LIF still lacks viable churn definition
It has now been three months since the delivery of the Life Insurance Framework (LIF) and the process has still not delivered an appropriate definition of 'churn' to attach to the proposed three-year claw-back.
As groups such as the Association of Financial Advisers (AFA) and the Financial Planning Association (FPA) wait to have their first meetings with new Assistant Treasurer, Kelly O'Dwyer, the LIF remains one of the two focal points of industry attention.
But AFA chief executive, Brad Fox, said that in the absence of some solid written definitions around lapses and the rewriting of policies for the same client, he continued to believe that the proposed three-year claw-back was too long.

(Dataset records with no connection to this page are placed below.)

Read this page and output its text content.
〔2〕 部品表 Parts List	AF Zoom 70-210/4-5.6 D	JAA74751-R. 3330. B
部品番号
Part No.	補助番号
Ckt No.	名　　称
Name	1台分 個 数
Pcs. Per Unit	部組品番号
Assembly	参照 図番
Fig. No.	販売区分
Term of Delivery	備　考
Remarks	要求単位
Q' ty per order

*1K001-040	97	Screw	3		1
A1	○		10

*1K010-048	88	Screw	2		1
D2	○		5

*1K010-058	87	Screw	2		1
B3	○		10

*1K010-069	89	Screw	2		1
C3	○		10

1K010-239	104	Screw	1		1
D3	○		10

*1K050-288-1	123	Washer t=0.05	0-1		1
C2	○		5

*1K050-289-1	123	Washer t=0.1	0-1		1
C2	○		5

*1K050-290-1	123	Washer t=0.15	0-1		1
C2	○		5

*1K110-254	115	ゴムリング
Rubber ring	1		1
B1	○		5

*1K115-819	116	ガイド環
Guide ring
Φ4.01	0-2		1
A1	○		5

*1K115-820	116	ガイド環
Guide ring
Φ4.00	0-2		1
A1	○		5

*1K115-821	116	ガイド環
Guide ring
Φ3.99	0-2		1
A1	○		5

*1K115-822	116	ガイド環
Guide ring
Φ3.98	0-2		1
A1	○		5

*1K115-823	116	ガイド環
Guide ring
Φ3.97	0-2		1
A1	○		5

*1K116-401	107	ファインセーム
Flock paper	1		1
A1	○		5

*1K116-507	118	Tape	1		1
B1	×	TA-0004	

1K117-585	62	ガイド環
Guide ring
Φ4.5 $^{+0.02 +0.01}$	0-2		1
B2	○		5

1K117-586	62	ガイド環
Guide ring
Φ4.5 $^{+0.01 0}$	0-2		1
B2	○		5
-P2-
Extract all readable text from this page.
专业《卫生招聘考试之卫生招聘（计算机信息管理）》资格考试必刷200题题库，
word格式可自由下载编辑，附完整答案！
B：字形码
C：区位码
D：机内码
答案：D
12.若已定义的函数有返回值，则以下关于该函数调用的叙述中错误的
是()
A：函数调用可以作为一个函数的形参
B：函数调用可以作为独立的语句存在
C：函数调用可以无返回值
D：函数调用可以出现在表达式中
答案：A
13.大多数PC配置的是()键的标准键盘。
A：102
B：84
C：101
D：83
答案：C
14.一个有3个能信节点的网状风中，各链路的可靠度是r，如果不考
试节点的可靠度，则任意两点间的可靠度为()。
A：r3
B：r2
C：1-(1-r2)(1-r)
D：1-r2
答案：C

He said that while the parties were still working through the issues, the AFA had been very clear all the way along about the clarity needed around lapses and the operation of the proposed claw-back.

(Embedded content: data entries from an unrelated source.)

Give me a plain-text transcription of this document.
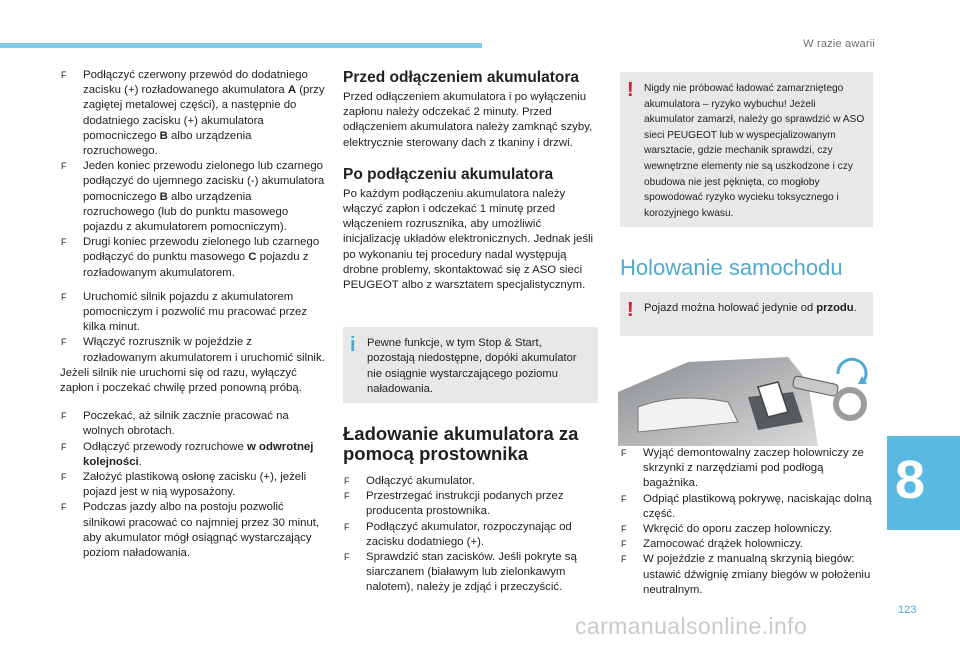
W razie awarii

F Podłączyć czerwony przewód do dodatniego zacisku (+) rozładowanego akumulatora A (przy zagiętej metalowej części), a następnie do dodatniego zacisku (+) akumulatora pomocniczego B albo urządzenia rozruchowego.

F Jeden koniec przewodu zielonego lub czarnego podłączyć do ujemnego zacisku (-) akumulatora pomocniczego B albo urządzenia rozruchowego (lub do punktu masowego pojazdu z akumulatorem pomocniczym).

F Drugi koniec przewodu zielonego lub czarnego podłączyć do punktu masowego C pojazdu z rozładowanym akumulatorem.

F Uruchomić silnik pojazdu z akumulatorem pomocniczym i pozwolić mu pracować przez kilka minut.

F Włączyć rozrusznik w pojeździe z rozładowanym akumulatorem i uruchomić silnik.

Jeżeli silnik nie uruchomi się od razu, wyłączyć zapłon i poczekać chwilę przed ponowną próbą.

F Poczekać, aż silnik zacznie pracować na wolnych obrotach.

F Odłączyć przewody rozruchowe w odwrotnej kolejności.

F Założyć plastikową osłonę zacisku (+), jeżeli pojazd jest w nią wyposażony.

F Podczas jazdy albo na postoju pozwolić silnikowi pracować co najmniej przez 30 minut, aby akumulator mógł osiągnąć wystarczający poziom naładowania.

Przed odłączeniem akumulatora

Przed odłączeniem akumulatora i po wyłączeniu zapłonu należy odczekać 2 minuty. Przed odłączeniem akumulatora należy zamknąć szyby, elektrycznie sterowany dach z tkaniny i drzwi.

Po podłączeniu akumulatora

Po każdym podłączeniu akumulatora należy włączyć zapłon i odczekać 1 minutę przed włączeniem rozrusznika, aby umożliwić inicjalizację układów elektronicznych. Jednak jeśli po wykonaniu tej procedury nadal występują drobne problemy, skontaktować się z ASO sieci PEUGEOT albo z warsztatem specjalistycznym.

i Pewne funkcje, w tym Stop & Start, pozostają niedostępne, dopóki akumulator nie osiągnie wystarczającego poziomu naładowania.
Ładowanie akumulatora za
pomocą prostownika

F Odłączyć akumulator.

F Przestrzegać instrukcji podanych przez producenta prostownika.

F Podłączyć akumulator, rozpoczynając od zacisku dodatniego (+).

F Sprawdzić stan zacisków. Jeśli pokryte są siarczanem (białawym lub zielonkawym nalotem), należy je zdjąć i przeczyścić.

! Nigdy nie próbować ładować zamarzniętego akumulatora – ryzyko wybuchu! Jeżeli akumulator zamarzł, należy go sprawdzić w ASO sieci PEUGEOT lub w wyspecjalizowanym warsztacie, gdzie mechanik sprawdzi, czy wewnętrzne elementy nie są uszkodzone i czy obudowa nie jest pęknięta, co mogłoby spowodować ryzyko wycieku toksycznego i korozyjnego kwasu.

Holowanie samochodu

! Pojazd można holować jedynie od przodu.

F Wyjąć demontowalny zaczep holowniczy ze skrzynki z narzędziami pod podłogą bagażnika.

F Odpiąć plastikową pokrywę, naciskając dolną część.

F Wkręcić do oporu zaczep holowniczy.

F Zamocować drążek holowniczy.

F W pojeździe z manualną skrzynią biegów: ustawić dźwignię zmiany biegów w położeniu neutralnym.

8
123
carmanualsonline.info
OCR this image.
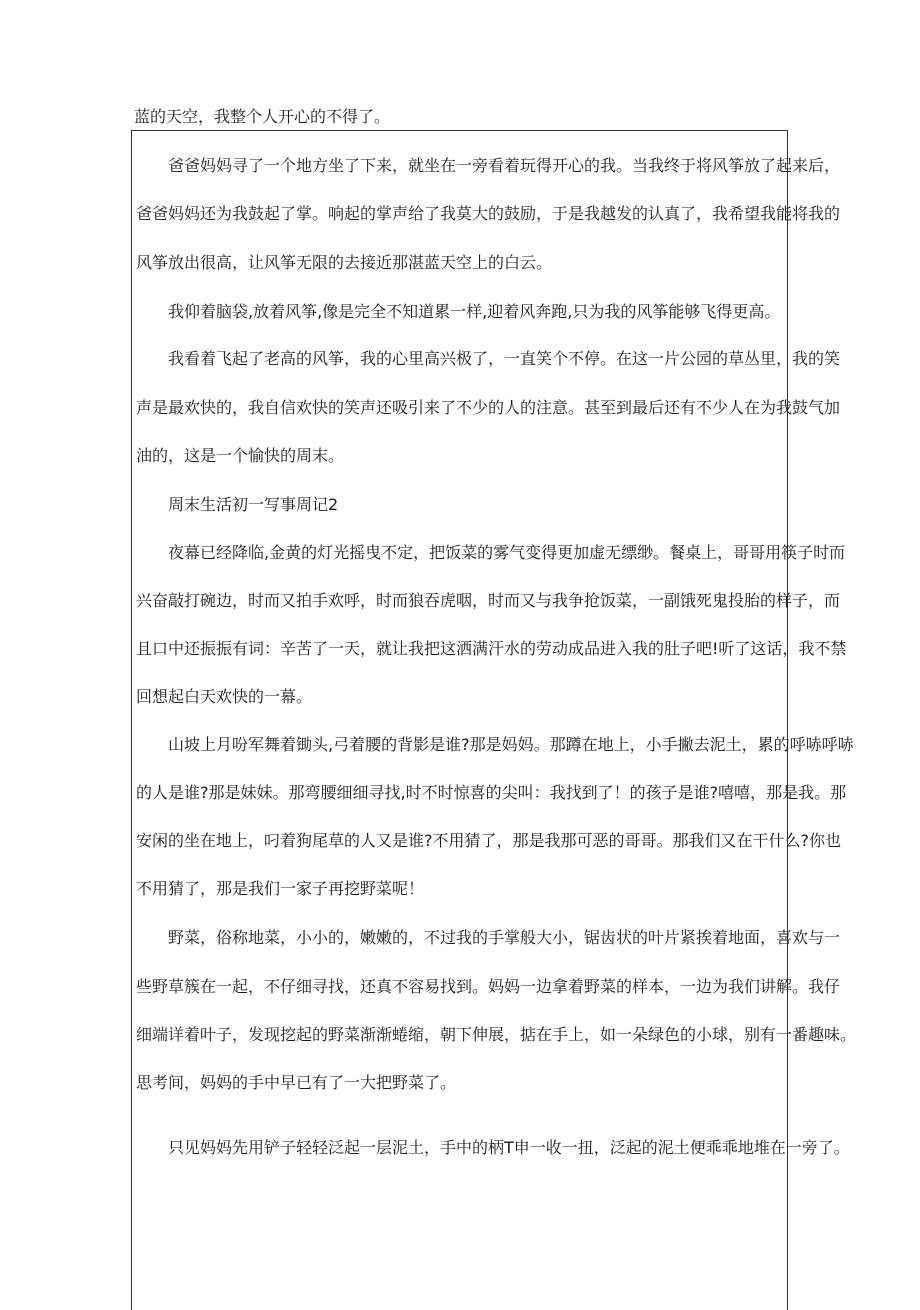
蓝的天空，我整个人开心的不得了。
爸爸妈妈寻了一个地方坐了下来，就坐在一旁看着玩得开心的我。当我终于将风筝放了起来后，
爸爸妈妈还为我鼓起了掌。响起的掌声给了我莫大的鼓励，于是我越发的认真了，我希望我能将我的
风筝放出很高，让风筝无限的去接近那湛蓝天空上的白云。
我仰着脑袋,放着风筝,像是完全不知道累一样,迎着风奔跑,只为我的风筝能够飞得更高。
我看着飞起了老高的风筝，我的心里高兴极了，一直笑个不停。在这一片公园的草丛里，我的笑
声是最欢快的，我自信欢快的笑声还吸引来了不少的人的注意。甚至到最后还有不少人在为我鼓气加
油的，这是一个愉快的周末。
周末生活初一写事周记2
夜幕已经降临,金黄的灯光摇曳不定，把饭菜的雾气变得更加虚无缥缈。餐桌上，哥哥用筷子时而
兴奋敲打碗边，时而又拍手欢呼，时而狼吞虎咽，时而又与我争抢饭菜，一副饿死鬼投胎的样子，而
且口中还振振有词：辛苦了一天，就让我把这洒满汗水的劳动成品进入我的肚子吧!听了这话，我不禁
回想起白天欢快的一幕。
山坡上月吩军舞着锄头,弓着腰的背影是谁?那是妈妈。那蹲在地上，小手撇去泥土，累的呼哧呼哧
的人是谁?那是妹妹。那弯腰细细寻找,时不时惊喜的尖叫：我找到了！的孩子是谁?嘻嘻，那是我。那
安闲的坐在地上，叼着狗尾草的人又是谁?不用猜了，那是我那可恶的哥哥。那我们又在干什么?你也
不用猜了，那是我们一家子再挖野菜呢！
野菜，俗称地菜，小小的，嫩嫩的，不过我的手掌般大小，锯齿状的叶片紧挨着地面，喜欢与一
些野草簇在一起，不仔细寻找，还真不容易找到。妈妈一边拿着野菜的样本，一边为我们讲解。我仔
细端详着叶子，发现挖起的野菜渐渐蜷缩，朝下伸展，掂在手上，如一朵绿色的小球，别有一番趣味。
思考间，妈妈的手中早已有了一大把野菜了。
只见妈妈先用铲子轻轻泛起一层泥土，手中的柄T申一收一扭，泛起的泥土便乖乖地堆在一旁了。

Ironically, defining which lapses actually equated to churn represented a stumbling block in earlier attempts by the industry to sort out life/risk remuneration.
Money Management understands that as well as the lapse definitions and claw-backs remaining as unresolved issues, some concerns have emerged around the basis for calculating the 60/40 hybrid remuneration structure.
Some advisers have told Money Management they are concerned at suggestions that the calculation may be viewed as relating to base premiums rather than the all-up cost to clients.
As Assistant Treasurer, Kelly O'Dwyer now has carriage of the LIF issue and will be meeting with the parties over the coming weeks to acquaint herself with their position on the issue.